A witness statement is a key element in any litigation and can strengthen or weaken a party’s case depending on the performance of a witness and the style and format of the statement. The purpose of the witness statement is to substantiate a party’s claim or defence and to fill in the gaps left by the available documents. Witnesses should be identified early and their statements should be taken as soon as possible. The format a witness statement should take is set out in the Civil Procedure Rules at Part 32 to 34.
A witness may provide evidence in the form of a written or oral statement and a witness statement will need to be prepared for:
- Interim Applications
- A written witness statement will be prepared and the witness will ordinarily not be called to give any oral evidence.
- A written witness statement will be prepared for trial and this will stand as the evidence in chief of the witness. The witness will then need to validate his witness statement when giving oral evidence during examination and cross examination by the opposing party.

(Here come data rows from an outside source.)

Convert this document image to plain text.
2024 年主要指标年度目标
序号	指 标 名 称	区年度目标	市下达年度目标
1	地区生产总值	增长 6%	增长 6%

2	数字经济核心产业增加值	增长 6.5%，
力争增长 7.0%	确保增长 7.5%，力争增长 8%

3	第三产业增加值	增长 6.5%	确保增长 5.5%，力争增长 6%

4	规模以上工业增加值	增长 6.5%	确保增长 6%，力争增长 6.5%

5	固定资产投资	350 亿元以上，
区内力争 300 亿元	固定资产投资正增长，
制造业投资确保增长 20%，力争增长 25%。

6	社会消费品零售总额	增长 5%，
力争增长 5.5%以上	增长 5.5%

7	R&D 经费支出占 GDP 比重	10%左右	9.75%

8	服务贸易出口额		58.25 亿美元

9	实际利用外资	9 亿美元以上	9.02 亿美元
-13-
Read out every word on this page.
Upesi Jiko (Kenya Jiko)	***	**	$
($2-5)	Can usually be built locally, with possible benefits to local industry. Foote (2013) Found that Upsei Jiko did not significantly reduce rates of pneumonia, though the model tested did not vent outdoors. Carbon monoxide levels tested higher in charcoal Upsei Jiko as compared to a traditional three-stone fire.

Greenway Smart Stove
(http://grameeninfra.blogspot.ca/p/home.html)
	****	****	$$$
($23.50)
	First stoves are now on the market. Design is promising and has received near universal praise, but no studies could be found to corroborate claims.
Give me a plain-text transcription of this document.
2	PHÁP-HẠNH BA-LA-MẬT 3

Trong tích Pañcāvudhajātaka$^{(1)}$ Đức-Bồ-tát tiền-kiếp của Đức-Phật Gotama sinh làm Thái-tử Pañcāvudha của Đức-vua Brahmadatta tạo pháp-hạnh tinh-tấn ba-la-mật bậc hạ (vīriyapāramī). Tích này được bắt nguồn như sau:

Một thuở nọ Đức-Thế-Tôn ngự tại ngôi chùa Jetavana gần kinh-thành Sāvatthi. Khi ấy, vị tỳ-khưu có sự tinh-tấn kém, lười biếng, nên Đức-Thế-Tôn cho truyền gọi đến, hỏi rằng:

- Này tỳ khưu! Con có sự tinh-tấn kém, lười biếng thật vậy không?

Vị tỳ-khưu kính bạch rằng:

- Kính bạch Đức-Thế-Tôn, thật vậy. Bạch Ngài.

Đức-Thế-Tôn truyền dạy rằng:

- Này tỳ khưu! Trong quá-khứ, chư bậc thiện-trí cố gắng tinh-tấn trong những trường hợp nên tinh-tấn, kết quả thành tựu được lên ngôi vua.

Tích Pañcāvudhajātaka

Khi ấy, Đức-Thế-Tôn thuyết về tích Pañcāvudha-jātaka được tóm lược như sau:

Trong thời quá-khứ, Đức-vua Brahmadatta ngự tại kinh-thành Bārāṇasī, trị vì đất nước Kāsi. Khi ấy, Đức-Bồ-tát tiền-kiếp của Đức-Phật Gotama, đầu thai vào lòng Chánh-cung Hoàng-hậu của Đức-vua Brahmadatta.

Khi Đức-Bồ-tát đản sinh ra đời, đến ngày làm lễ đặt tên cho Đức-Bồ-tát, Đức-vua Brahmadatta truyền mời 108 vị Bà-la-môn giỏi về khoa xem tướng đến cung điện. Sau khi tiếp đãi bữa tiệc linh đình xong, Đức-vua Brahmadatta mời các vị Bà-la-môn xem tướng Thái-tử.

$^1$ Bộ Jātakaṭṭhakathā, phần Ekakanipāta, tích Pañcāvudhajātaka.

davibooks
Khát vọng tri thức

The court has certain powers under CPR 32.2(3) in relation to witness statements which include:
- limiting the number of witnesses a party may call at trial (MacLennan v Morgan Sindall (Infrastructure) PLC);
- identifying or limiting the issues to which factual evidence may be directed;
- identifying the witnesses who may be called or whose evidence may be read; or
- limiting the length or format of witness statements.
Parties are also encouraged to identify the outstanding issues in the matter and accordingly, identify any witnesses the parties intended to call.